Web edition: October 11, 2005
Print edition: October 15, 2005; Vol.168 #16 (p. 255)
"Sun Struck: Data suggest skin cancer epidemic looms" (SN: 8/13/05, p. 99) gives the impression that the increase in skin cancer among young people is caused by tanning in the sun. Environmental factors such as ozone depletion should have at least been referenced in the article.
Cathy Hodge McCoid
In your article, the conclusion that young people are getting more skin cancers because "people are tanning more" does not seem to be supported by the research as reported.
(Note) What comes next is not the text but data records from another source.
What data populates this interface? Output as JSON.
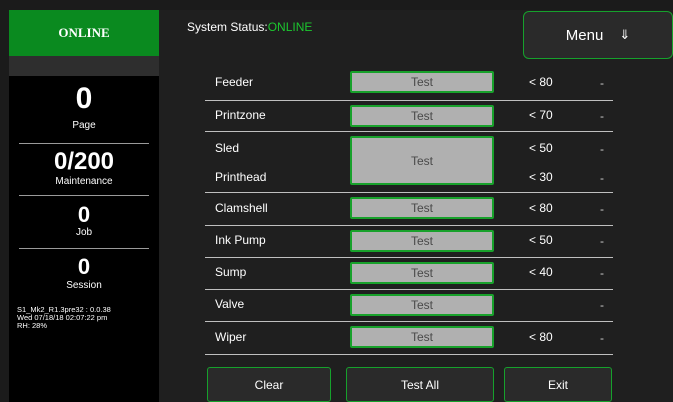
{
  "sidebar": {
    "online_label": "ONLINE",
    "counters": [
      {
        "value": "0",
        "label": "Page"
      },
      {
        "value": "0/200",
        "label": "Maintenance"
      },
      {
        "value": "0",
        "label": "Job"
      },
      {
        "value": "0",
        "label": "Session"
      }
    ],
    "info": {
      "version": "S1_Mk2_R1.3pre32 : 0.0.38",
      "datetime": "Wed 07/18/18 02:07:22 pm",
      "humidity": "RH: 28%"
    }
  },
  "header": {
    "status_label": "System Status:",
    "status_value": "ONLINE",
    "menu_label": "Menu",
    "menu_icon": "⇓"
  },
  "components": [
    {
      "name": "Feeder",
      "test": "Test",
      "threshold": "< 80",
      "reading": "-"
    },
    {
      "name": "Printzone",
      "test": "Test",
      "threshold": "< 70",
      "reading": "-"
    },
    {
      "name": "Sled",
      "test": "Test",
      "threshold": "< 50",
      "reading": "-"
    },
    {
      "name": "Printhead",
      "threshold": "< 30",
      "reading": "-"
    },
    {
      "name": "Clamshell",
      "test": "Test",
      "threshold": "< 80",
      "reading": "-"
    },
    {
      "name": "Ink Pump",
      "test": "Test",
      "threshold": "< 50",
      "reading": "-"
    },
    {
      "name": "Sump",
      "test": "Test",
      "threshold": "< 40",
      "reading": "-"
    },
    {
      "name": "Valve",
      "test": "Test",
      "threshold": "",
      "reading": "-"
    },
    {
      "name": "Wiper",
      "test": "Test",
      "threshold": "< 80",
      "reading": "-"
    }
  ],
  "footer": {
    "clear_label": "Clear",
    "test_all_label": "Test All",
    "exit_label": "Exit"
  },
  "colors": {
    "accent_green": "#0a8a1f",
    "button_border_green": "#16a12c",
    "status_green": "#1cc72f",
    "test_button_gray": "#b0b0b0"
  }
}
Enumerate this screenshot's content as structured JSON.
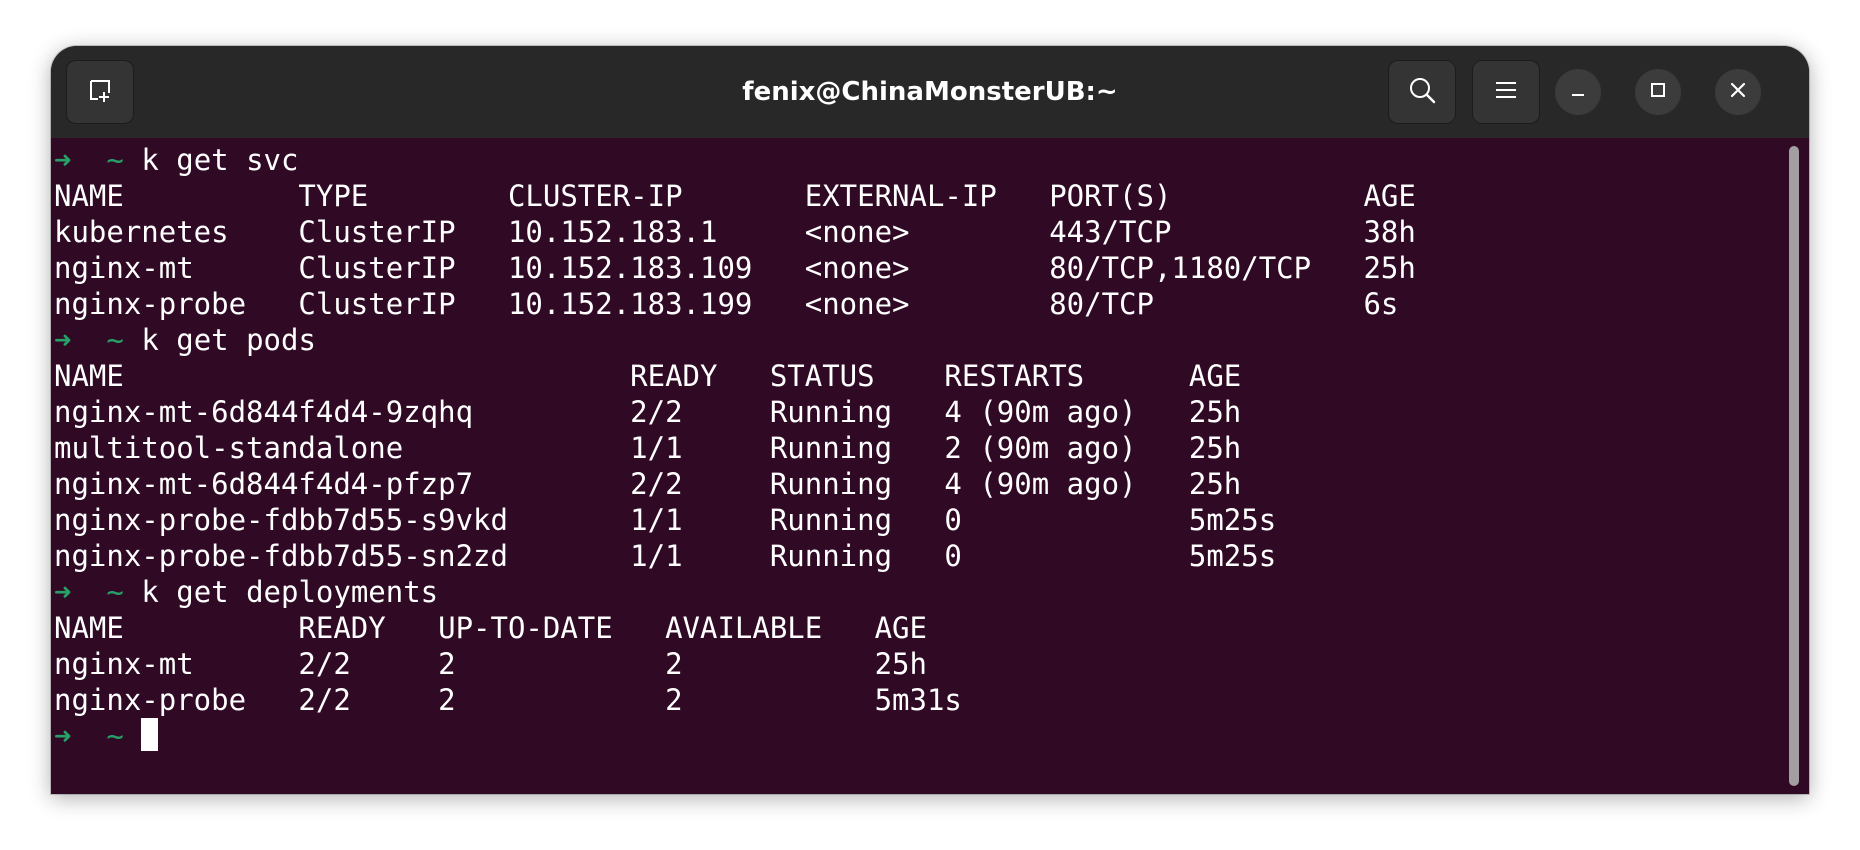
{
  "window": {
    "title": "fenix@ChinaMonsterUB:~"
  },
  "icons": {
    "new_tab": "new-tab-icon",
    "search": "search-icon",
    "menu": "hamburger-menu-icon",
    "minimize": "minimize-icon",
    "maximize": "maximize-icon",
    "close": "close-icon"
  },
  "colors": {
    "titlebar_bg": "#282828",
    "terminal_bg": "#300a24",
    "prompt_green": "#26a269",
    "text": "#ffffff"
  },
  "prompt": {
    "arrow": "➜",
    "dir": "~"
  },
  "lines": [
    {
      "type": "prompt",
      "cmd": "k get svc"
    },
    {
      "type": "out",
      "text": "NAME          TYPE        CLUSTER-IP       EXTERNAL-IP   PORT(S)           AGE"
    },
    {
      "type": "out",
      "text": "kubernetes    ClusterIP   10.152.183.1     <none>        443/TCP           38h"
    },
    {
      "type": "out",
      "text": "nginx-mt      ClusterIP   10.152.183.109   <none>        80/TCP,1180/TCP   25h"
    },
    {
      "type": "out",
      "text": "nginx-probe   ClusterIP   10.152.183.199   <none>        80/TCP            6s"
    },
    {
      "type": "prompt",
      "cmd": "k get pods"
    },
    {
      "type": "out",
      "text": "NAME                             READY   STATUS    RESTARTS      AGE"
    },
    {
      "type": "out",
      "text": "nginx-mt-6d844f4d4-9zqhq         2/2     Running   4 (90m ago)   25h"
    },
    {
      "type": "out",
      "text": "multitool-standalone             1/1     Running   2 (90m ago)   25h"
    },
    {
      "type": "out",
      "text": "nginx-mt-6d844f4d4-pfzp7         2/2     Running   4 (90m ago)   25h"
    },
    {
      "type": "out",
      "text": "nginx-probe-fdbb7d55-s9vkd       1/1     Running   0             5m25s"
    },
    {
      "type": "out",
      "text": "nginx-probe-fdbb7d55-sn2zd       1/1     Running   0             5m25s"
    },
    {
      "type": "prompt",
      "cmd": "k get deployments"
    },
    {
      "type": "out",
      "text": "NAME          READY   UP-TO-DATE   AVAILABLE   AGE"
    },
    {
      "type": "out",
      "text": "nginx-mt      2/2     2            2           25h"
    },
    {
      "type": "out",
      "text": "nginx-probe   2/2     2            2           5m31s"
    },
    {
      "type": "prompt",
      "cmd": "",
      "cursor": true
    }
  ]
}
The research seemed to be based on the number of cancers, not the amount of tanning. Growing up in the 1940s and 1950s, my friends and I spent all day everyday in the California sun without benefit of sunscreen. I question the effects of the chemicals in the suntan lotions slathered on kids today every time they go outside (which, with the advent of television and computer games, is much less frequently).
The plates on Stegosaurus and the fleshy, domed skulls on pachycephalosaurs could certainly have been for recognition, but not the kind of recognition cited in the article comparing it to teen fashion ("Just for Frills?" SN: 8/13/05, p. 103). Isn't flashy recognition often a sign that says, "Don't eat me because I am poisonous"? There may have been enough noxious secretions in those dinosaur decorations for a creature even as dumb as a tyrannosaurus to learn from one bite never to do it again.
Robert H. Keiter
Johnson City, Tenn.
Could the dinosaurs' plates be for camouflage? They might help them to blend into flora or a rocky landscape.